Suppose I have longitudinal data and want to use the econometric strategy of 
"de-meaning" a model matrix by time. For sake of illustration 'mat' is a model 
matrix for 3 individuals each with 3 observations where ``1'' denotes that 
individual i was in group j at time t or ``0'' otherwise.
 
mat <- matrix(c(1,1,0,0,0,0,0,0,1,0,0,0,1,1,1,0,0,0,0,0,1,0,0,0,1,1,0), ncol=3)
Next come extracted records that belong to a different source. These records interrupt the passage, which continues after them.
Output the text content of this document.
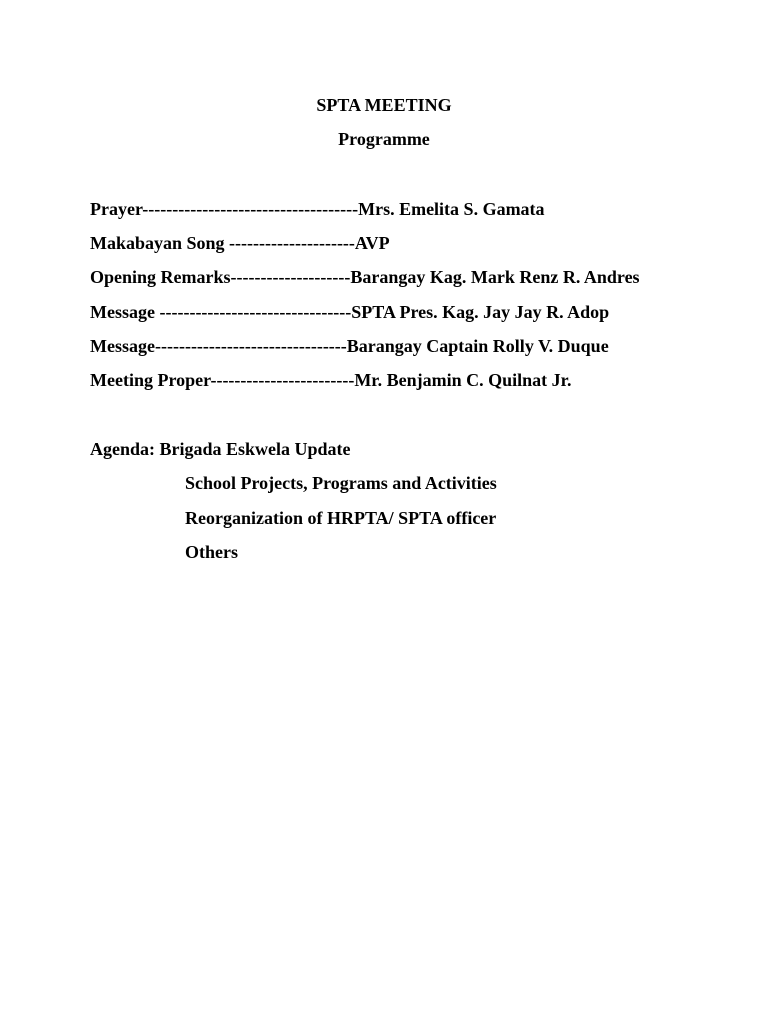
SPTA MEETING
Programme
Prayer------------------------------------Mrs. Emelita S. Gamata
Makabayan Song ---------------------AVP
Opening Remarks--------------------Barangay Kag. Mark Renz R. Andres
Message --------------------------------SPTA Pres. Kag. Jay Jay R. Adop
Message--------------------------------Barangay Captain Rolly V. Duque
Meeting Proper------------------------Mr. Benjamin C. Quilnat Jr.
Agenda: Brigada Eskwela Update
School Projects, Programs and Activities
Reorganization of HRPTA/ SPTA officer
Others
mat <- data.frame(mat, id=gl(3,3))
 
I can conceive of two ways of de-meaning: either use an explicit loop or use 
mapply, both of which are below.
 
# put this in a loop over each column to create the de-meaned X matrix
mat2 <- matrix(0, 9,3)
for(i in 1:3){
 mat2[,i] <- mat[,i] - ave(mat[,i], mat$id)
}
# Or use mapply as follows
mat[,1:3]-mapply(ave, mat[,1:3], MoreArgs=list(mat$id))
 
Both work, but they require that the model matrix is explictly created and then 
used in the regression. For example, assume I am using the star data in the 
mlmRev package
 
data(star, package='mlmRev')
 
I would first need to explictly create the model matrix for the fixed effects 
as follows and then use the strategy above to de-mean this matrix.
 
mat <-model.matrix(lm(math~ -1 + sch, star))
 
Of course in R, this is rather inefficient as one generally only needs to have 
a factor for any independent variables and the model matrix is created for you 
when using lm(). So, my question is whether there is a more efficient way of 
creating the time de-meaned model matrix? Or, is the solution above the kind of 
strategy that must be used for this situation?